13 décembre 2025 / Un zeste de bubble (Diabolo) gum, tout en se douchant « sous l’orage, Manger des glaces ». On devine une adolescence de jeune zonard sans relâche aucune. Relâche, le titre de cet album comme un nom de spectacle dada. À défaut de nous dire dadaïstes, nous sommes tous d’ex-jeunes zonards. D’ex-ados en mal de vie intense. Le premier titre de l’album de Papapla, c’est « Floride ». À la fin des années 90, comme beaucoup d’entre nous, on écoutait les Little Rabbits, et ici : « Pendant que maman rame, Pendant que papa cuve, Passer le temps, que faire ? Traîner avec les potes, que faire ? Cracher sur les voitures. » « Floride », le texte, c’est Daniel Darc composant la b.o. de Gummo - une fois qu’on l’a vu, ce film, on ne risque pas de l’oublier, n’est-ce pas ?
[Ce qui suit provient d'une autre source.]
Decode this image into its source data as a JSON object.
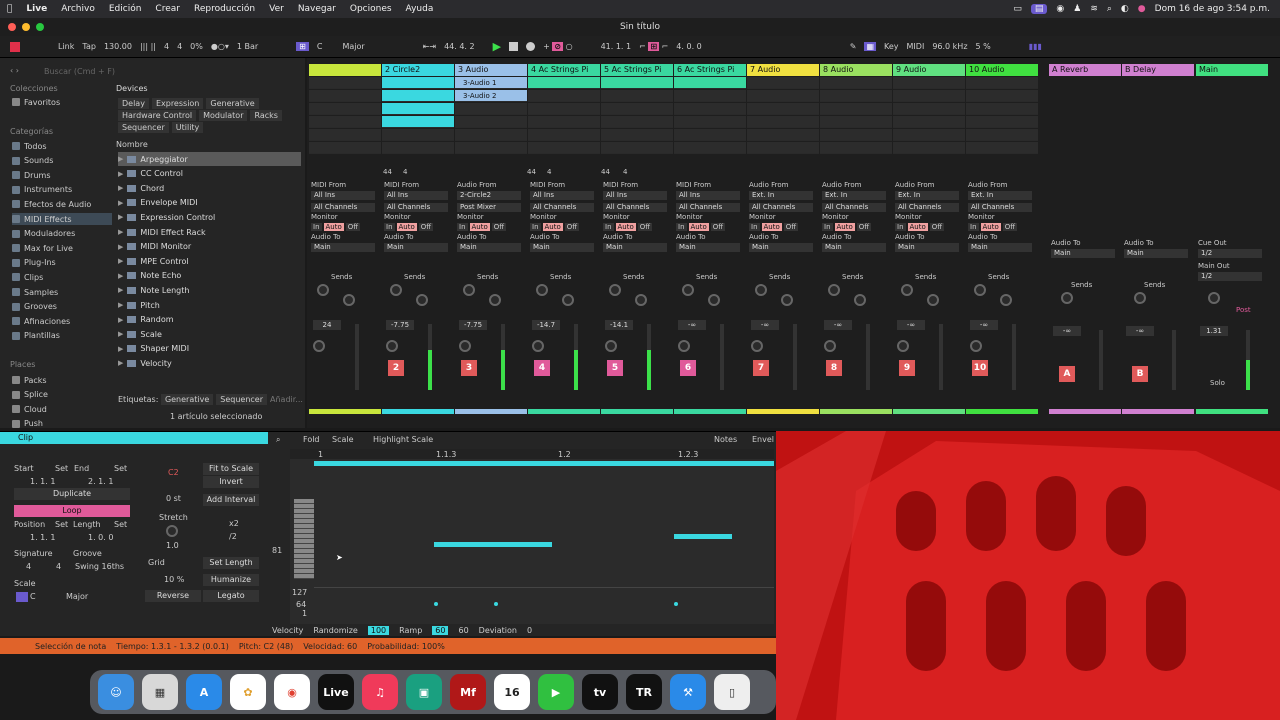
{
  "menubar": {
    "apple": "",
    "items": [
      "Live",
      "Archivo",
      "Edición",
      "Crear",
      "Reproducción",
      "Ver",
      "Navegar",
      "Opciones",
      "Ayuda"
    ],
    "datetime": "Dom 16 de ago  3:54 p.m."
  },
  "title": "Sin título",
  "transport": {
    "link": "Link",
    "tap": "Tap",
    "bpm": "130.00",
    "sig_num": "4",
    "sig_den": "4",
    "pct": "0%",
    "bar": "1 Bar",
    "key": "C",
    "scale": "Major",
    "pos": "44.  4.  2",
    "loop_start": "41.  1.  1",
    "loop_len": "4.  0.  0",
    "key_map": "Key",
    "midi": "MIDI",
    "rate": "96.0 kHz",
    "cpu": "5 %"
  },
  "browser": {
    "search": "Buscar (Cmd + F)",
    "colecciones": "Colecciones",
    "favoritos": "Favoritos",
    "categorias": "Categorías",
    "cats": [
      "Todos",
      "Sounds",
      "Drums",
      "Instruments",
      "Efectos de Audio",
      "MIDI Effects",
      "Moduladores",
      "Max for Live",
      "Plug-Ins",
      "Clips",
      "Samples",
      "Grooves",
      "Afinaciones",
      "Plantillas"
    ],
    "places": "Places",
    "places_items": [
      "Packs",
      "Splice",
      "Cloud",
      "Push"
    ],
    "devices": "Devices",
    "tags_row1": [
      "Delay",
      "Expression",
      "Generative"
    ],
    "tags_row2": [
      "Hardware Control",
      "Modulator",
      "Racks"
    ],
    "tags_row3": [
      "Sequencer",
      "Utility"
    ],
    "nombre": "Nombre",
    "list": [
      "Arpeggiator",
      "CC Control",
      "Chord",
      "Envelope MIDI",
      "Expression Control",
      "MIDI Effect Rack",
      "MIDI Monitor",
      "MPE Control",
      "Note Echo",
      "Note Length",
      "Pitch",
      "Random",
      "Scale",
      "Shaper MIDI",
      "Velocity"
    ],
    "etiquetas": "Etiquetas:",
    "etiq_tags": [
      "Generative",
      "Sequencer",
      "Añadir..."
    ],
    "selected": "1 artículo seleccionado"
  },
  "tracks": [
    {
      "name": "",
      "color": "#c8e63c"
    },
    {
      "name": "2 Circle2",
      "color": "#3ad8e0"
    },
    {
      "name": "3 Audio",
      "color": "#9ac0e8"
    },
    {
      "name": "4 Ac Strings Pi",
      "color": "#3ad8a0"
    },
    {
      "name": "5 Ac Strings Pi",
      "color": "#3ad8a0"
    },
    {
      "name": "6 Ac Strings Pi",
      "color": "#3ad8a0"
    },
    {
      "name": "7 Audio",
      "color": "#f0e040"
    },
    {
      "name": "8 Audio",
      "color": "#9ae060"
    },
    {
      "name": "9 Audio",
      "color": "#60e080"
    },
    {
      "name": "10 Audio",
      "color": "#40e040"
    }
  ],
  "returns": [
    {
      "name": "A Reverb",
      "color": "#d080d0"
    },
    {
      "name": "B Delay",
      "color": "#d080d0"
    },
    {
      "name": "Main",
      "color": "#40e080"
    }
  ],
  "clips": {
    "audio1": "3-Audio 1",
    "audio2": "3-Audio 2"
  },
  "mixer": {
    "sends": "Sends",
    "midi_from": "MIDI From",
    "audio_from": "Audio From",
    "audio_to": "Audio To",
    "monitor": "Monitor",
    "in": "In",
    "auto": "Auto",
    "off": "Off",
    "main": "Main",
    "all_ins": "All Ins",
    "all_channels": "All Channels",
    "ext_in": "Ext. In",
    "post_mixer": "Post Mixer",
    "circle2": "2-Circle2",
    "cue_out": "Cue Out",
    "main_out": "Main Out",
    "cue_val": "1/2",
    "main_val": "1/2",
    "post": "Post",
    "solo": "Solo",
    "vols": [
      "24",
      "-7.75",
      "-7.75",
      "-14.7",
      "-14.1",
      "-∞",
      "-∞",
      "-∞",
      "-∞",
      "-∞"
    ],
    "nums": [
      "",
      "2",
      "3",
      "4",
      "5",
      "6",
      "7",
      "8",
      "9",
      "10"
    ],
    "rvol": [
      "-∞",
      "-∞",
      "1.31"
    ],
    "rnum": [
      "A",
      "B",
      ""
    ],
    "counts": [
      "44",
      "4",
      "44",
      "4",
      "44",
      "4"
    ]
  },
  "clip": {
    "title": "Clip",
    "start": "Start",
    "end": "End",
    "set": "Set",
    "start_val": "1.  1.  1",
    "end_val": "2.  1.  1",
    "duplicate": "Duplicate",
    "loop": "Loop",
    "position": "Position",
    "length": "Length",
    "pos_val": "1.  1.  1",
    "len_val": "1.  0.  0",
    "signature": "Signature",
    "groove": "Groove",
    "sig_num": "4",
    "sig_den": "4",
    "swing": "Swing 16ths",
    "scale": "Scale",
    "scale_key": "C",
    "scale_name": "Major",
    "note": "C2",
    "fit": "Fit to Scale",
    "invert": "Invert",
    "st": "0 st",
    "add_interval": "Add Interval",
    "stretch": "Stretch",
    "x2": "x2",
    "div2": "/2",
    "stretch_val": "1.0",
    "grid": "Grid",
    "set_length": "Set Length",
    "pct": "10 %",
    "humanize": "Humanize",
    "reverse": "Reverse",
    "legato": "Legato",
    "fold": "Fold",
    "scale_btn": "Scale",
    "highlight": "Highlight Scale",
    "notes": "Notes",
    "envel": "Envel",
    "ruler": [
      "1",
      "1.1.3",
      "1.2",
      "1.2.3"
    ],
    "row81": "81",
    "v127": "127",
    "v64": "64",
    "v1": "1",
    "velocity": "Velocity",
    "randomize": "Randomize",
    "rand_val": "100",
    "ramp": "Ramp",
    "ramp_val": "60",
    "ramp_val2": "60",
    "deviation": "Deviation",
    "dev_val": "0"
  },
  "status": {
    "sel": "Selección de nota",
    "time": "Tiempo: 1.3.1 - 1.3.2 (0.0.1)",
    "pitch": "Pitch: C2 (48)",
    "vel": "Velocidad: 60",
    "prob": "Probabilidad: 100%"
  },
  "dock": [
    "Finder",
    "Launchpad",
    "App Store",
    "Photos",
    "Chrome",
    "Live",
    "Music",
    "Slack",
    "Mf",
    "Calendar",
    "FaceTime",
    "Apple TV",
    "TR",
    "Xcode",
    "Mic"
  ],
  "dock_cal": "16",
  "dock_live": "Live"
}
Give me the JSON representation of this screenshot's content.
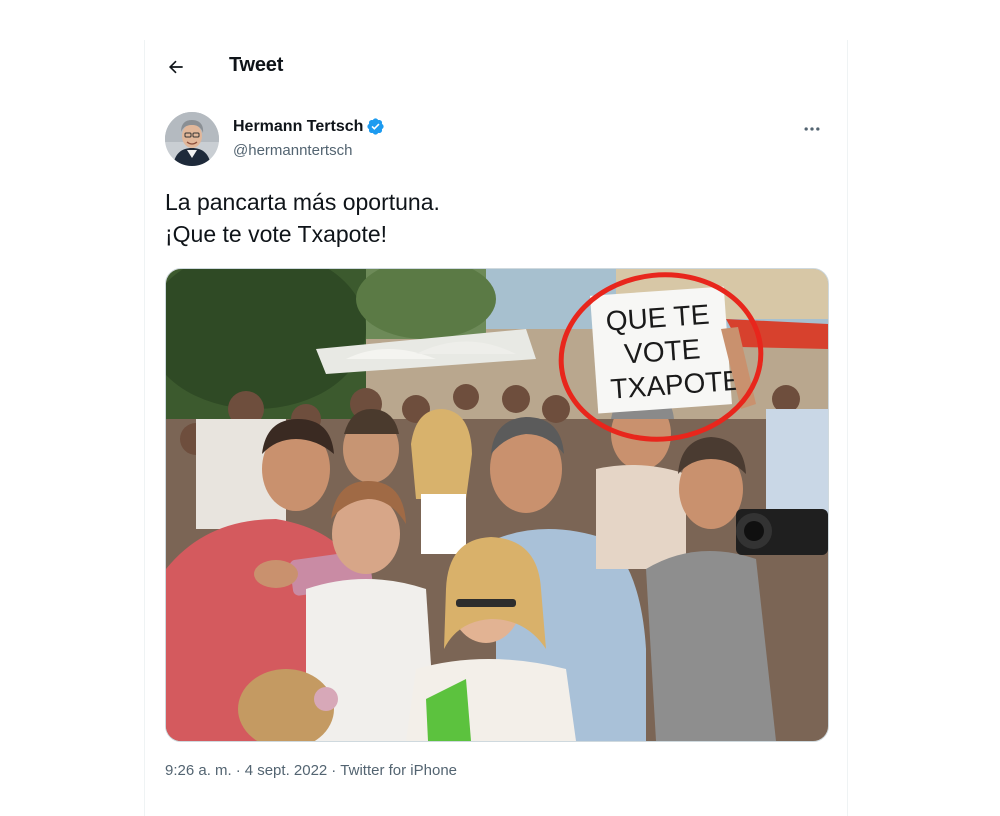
{
  "header": {
    "title": "Tweet"
  },
  "author": {
    "name": "Hermann Tertsch",
    "handle": "@hermanntertsch",
    "verified": true
  },
  "tweet": {
    "text": "La pancarta más oportuna.\n¡Que te vote Txapote!",
    "media": {
      "sign_text": "QUE TE VOTE TXAPOTE",
      "sign_lines": [
        "QUE TE",
        "VOTE",
        "TXAPOTE"
      ]
    }
  },
  "meta": {
    "time": "9:26 a. m.",
    "separator1": "·",
    "date": "4 sept. 2022",
    "separator2": "·",
    "source": "Twitter for iPhone"
  },
  "colors": {
    "text": "#0f1419",
    "secondary": "#536471",
    "verified": "#1d9bf0",
    "annotation": "#e8261c"
  },
  "icons": {
    "back": "arrow-left-icon",
    "verified": "verified-badge-icon",
    "more": "more-horizontal-icon"
  }
}
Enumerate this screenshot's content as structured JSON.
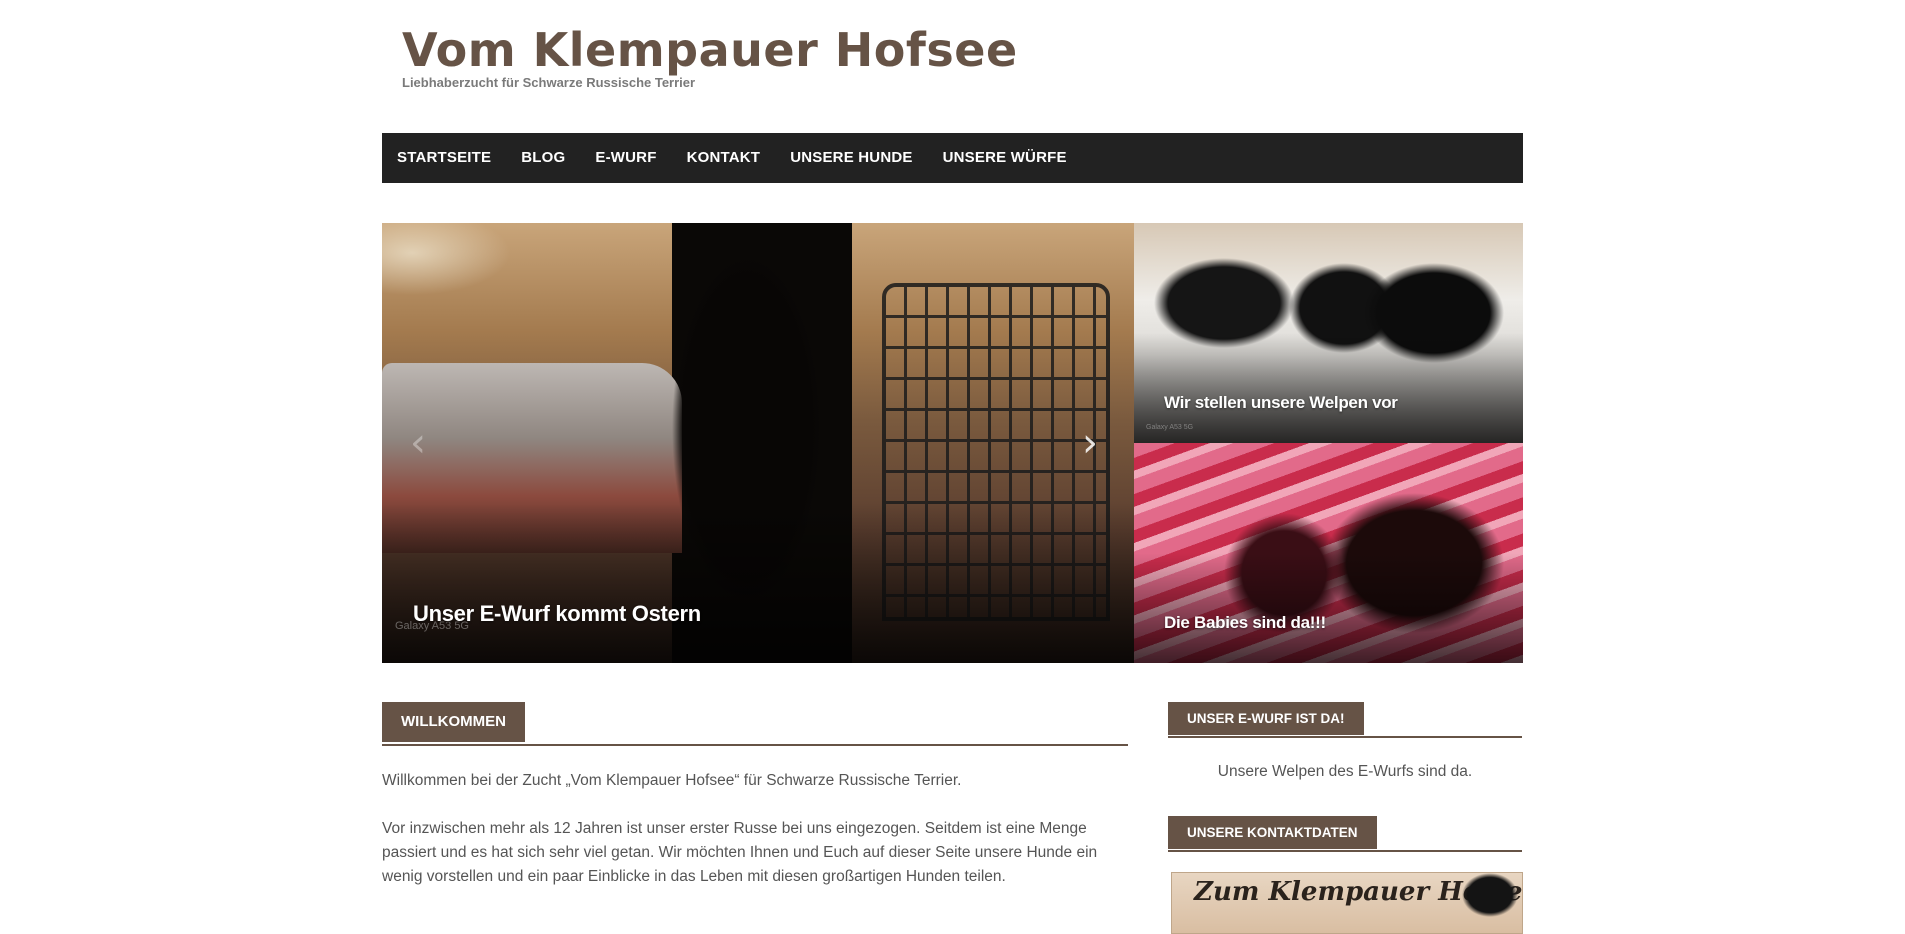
{
  "site": {
    "title": "Vom Klempauer Hofsee",
    "tagline": "Liebhaberzucht für Schwarze Russische Terrier"
  },
  "nav": {
    "items": [
      {
        "label": "STARTSEITE"
      },
      {
        "label": "BLOG"
      },
      {
        "label": "E-WURF"
      },
      {
        "label": "KONTAKT"
      },
      {
        "label": "UNSERE HUNDE"
      },
      {
        "label": "UNSERE WÜRFE"
      }
    ]
  },
  "slider": {
    "main_caption": "Unser E-Wurf kommt Ostern",
    "watermark": "Galaxy A53 5G",
    "prev_icon": "chevron-left-icon",
    "next_icon": "chevron-right-icon",
    "tiles": [
      {
        "caption": "Wir stellen unsere Welpen vor",
        "watermark": "Galaxy A53 5G"
      },
      {
        "caption": "Die Babies sind da!!!"
      }
    ]
  },
  "main": {
    "heading": "WILLKOMMEN",
    "paragraphs": [
      "Willkommen bei der Zucht „Vom Klempauer Hofsee“ für Schwarze Russische Terrier.",
      "Vor inzwischen mehr als 12 Jahren ist unser erster Russe bei uns eingezogen. Seitdem ist eine Menge passiert und es hat sich sehr viel getan. Wir möchten Ihnen und Euch auf dieser Seite unsere Hunde ein wenig vorstellen und ein paar Einblicke in das Leben mit diesen großartigen Hunden teilen."
    ]
  },
  "sidebar": {
    "widgets": [
      {
        "heading": "UNSER E-WURF IST DA!",
        "text": "Unsere Welpen des E-Wurfs sind da."
      },
      {
        "heading": "UNSERE KONTAKTDATEN",
        "banner_text": "Zum Klempauer Hofsee"
      }
    ]
  },
  "colors": {
    "accent": "#665346",
    "nav_bg": "#222222",
    "text": "#555555"
  }
}
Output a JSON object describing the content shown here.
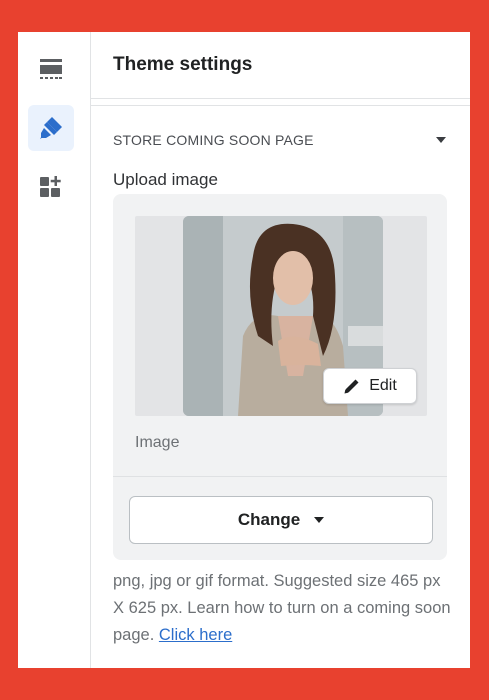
{
  "header": {
    "title": "Theme settings"
  },
  "sidebar": {
    "icons": [
      "sections-icon",
      "theme-brush-icon",
      "apps-add-icon"
    ],
    "active_index": 1
  },
  "section": {
    "title": "STORE COMING SOON PAGE",
    "upload_label": "Upload image",
    "image_caption": "Image",
    "edit_label": "Edit",
    "change_label": "Change",
    "help_text": "png, jpg or gif format. Suggested size 465 px X 625 px. Learn how to turn on a coming soon page.",
    "help_link": "Click here"
  },
  "colors": {
    "background": "#e8412f",
    "accent": "#2c6ecb",
    "active_rail_bg": "#eaf2fd"
  }
}
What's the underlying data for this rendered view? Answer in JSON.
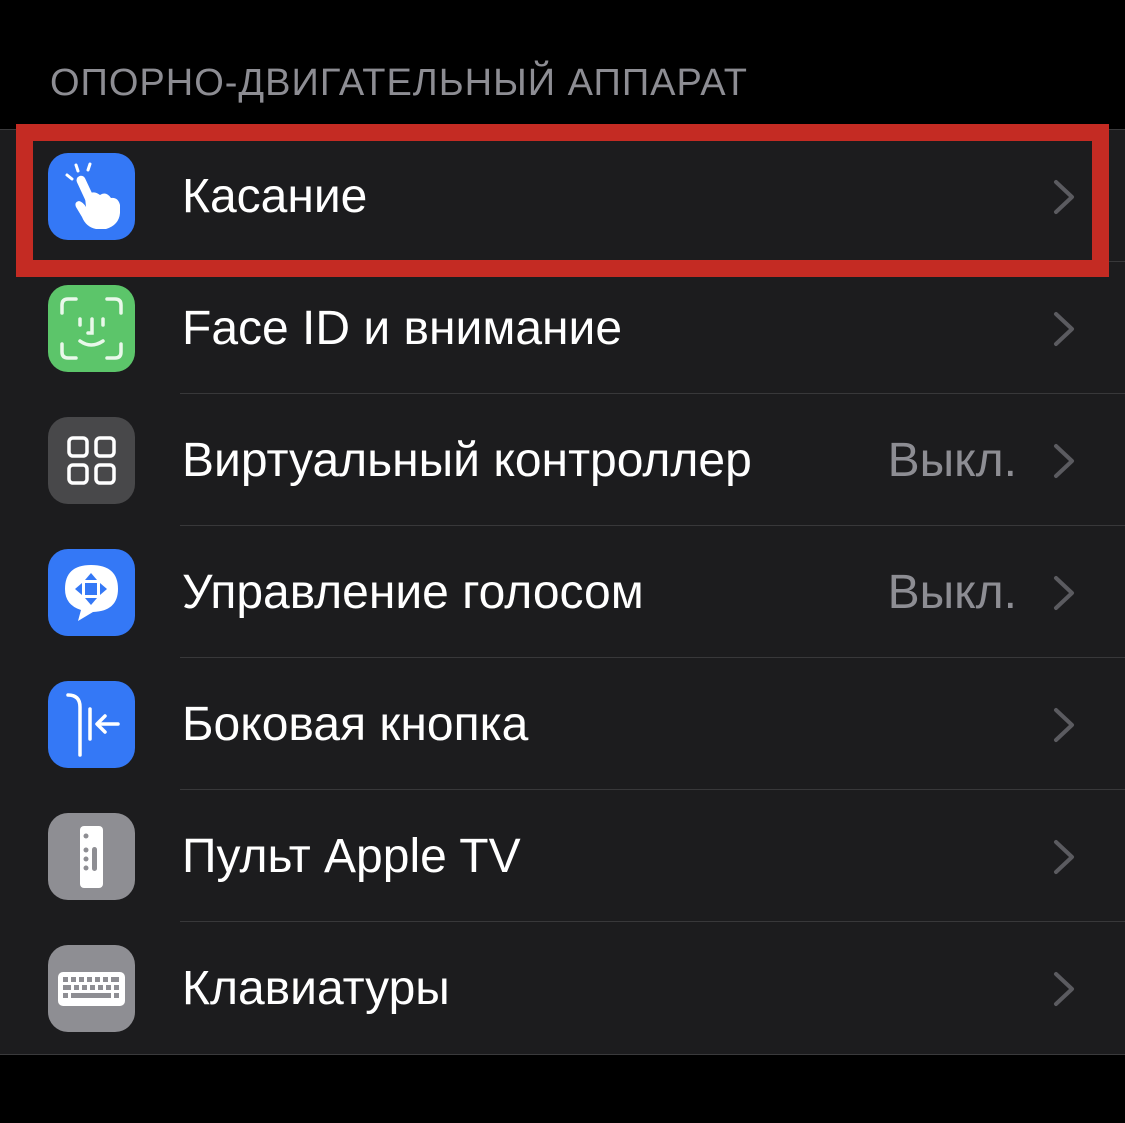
{
  "section": {
    "title": "ОПОРНО-ДВИГАТЕЛЬНЫЙ АППАРАТ"
  },
  "colors": {
    "background": "#000000",
    "list_background": "#1c1c1e",
    "section_header": "#8d8d93",
    "value_text": "#8d8d93",
    "chevron": "#5b5b60",
    "highlight_frame": "#c42b23"
  },
  "items": [
    {
      "label": "Касание",
      "value": "",
      "icon": "hand-pointer-icon",
      "icon_bg": "#3478f6"
    },
    {
      "label": "Face ID и внимание",
      "value": "",
      "icon": "face-id-icon",
      "icon_bg": "#5cc56a"
    },
    {
      "label": "Виртуальный контроллер",
      "value": "Выкл.",
      "icon": "grid-squares-icon",
      "icon_bg": "#48484a"
    },
    {
      "label": "Управление голосом",
      "value": "Выкл.",
      "icon": "voice-control-bubble-icon",
      "icon_bg": "#3478f6"
    },
    {
      "label": "Боковая кнопка",
      "value": "",
      "icon": "side-button-arrow-icon",
      "icon_bg": "#3478f6"
    },
    {
      "label": "Пульт Apple TV",
      "value": "",
      "icon": "tv-remote-icon",
      "icon_bg": "#8e8e93"
    },
    {
      "label": "Клавиатуры",
      "value": "",
      "icon": "keyboard-icon",
      "icon_bg": "#8e8e93"
    }
  ]
}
« Se doucher sous l’orage », c’est idem. Pour l’avoir fait, on ne risque pas d’oublier que c’est Papapla qui le chante tout en rapiéçant par-dessus du Diabologum arrangé par Bertrand Burgalat. Les Papapla sont-ils authentiques pour autant ? Mais oui ! Bien sûr que oui ! On cherche sur les webzines et sur leurs quelques interviews - qu’on peut trouver en ligne également. On écoute l’album. Mais oui ! Personnellement ça doit faire vingt ans que je pense qu’ils sont de Rouen (à cause du groupe Papanosh, qui commence par Pa lui aussi), ça m’a laissé le temps de m’inventer toute une fantasmagorie, un storytelling quoi, des réseaux eh ben… Faux ! Complètement imaginaire. Rennes c’est pas Rouen, et le maillage rennais autour de Papapla non plus.
Quel intérêt d’évoquer ces détails, me direz-vous ? Pratiquement aucun sauf celui, peut-être, de préciser les contours d’un univers propre à Rennes, qui donc influe évidemment sur la vie, et donc sur l’art de Papapla. Tout semble avoir commencé en 2016 (en vrai tout a probablement commencé à la naissance de Thierry et de Martial, les membres fondateurs du groupe, mais bon, on va écourter la longueur des chroniques, car encore faut-il qu’elles soient lues !) quand les deux amateurs de rock indé, de pop, et surtout quand ces deux musiciens se disent : « Et pourquoi pas nous ? » Les « Papas plats » sont nés.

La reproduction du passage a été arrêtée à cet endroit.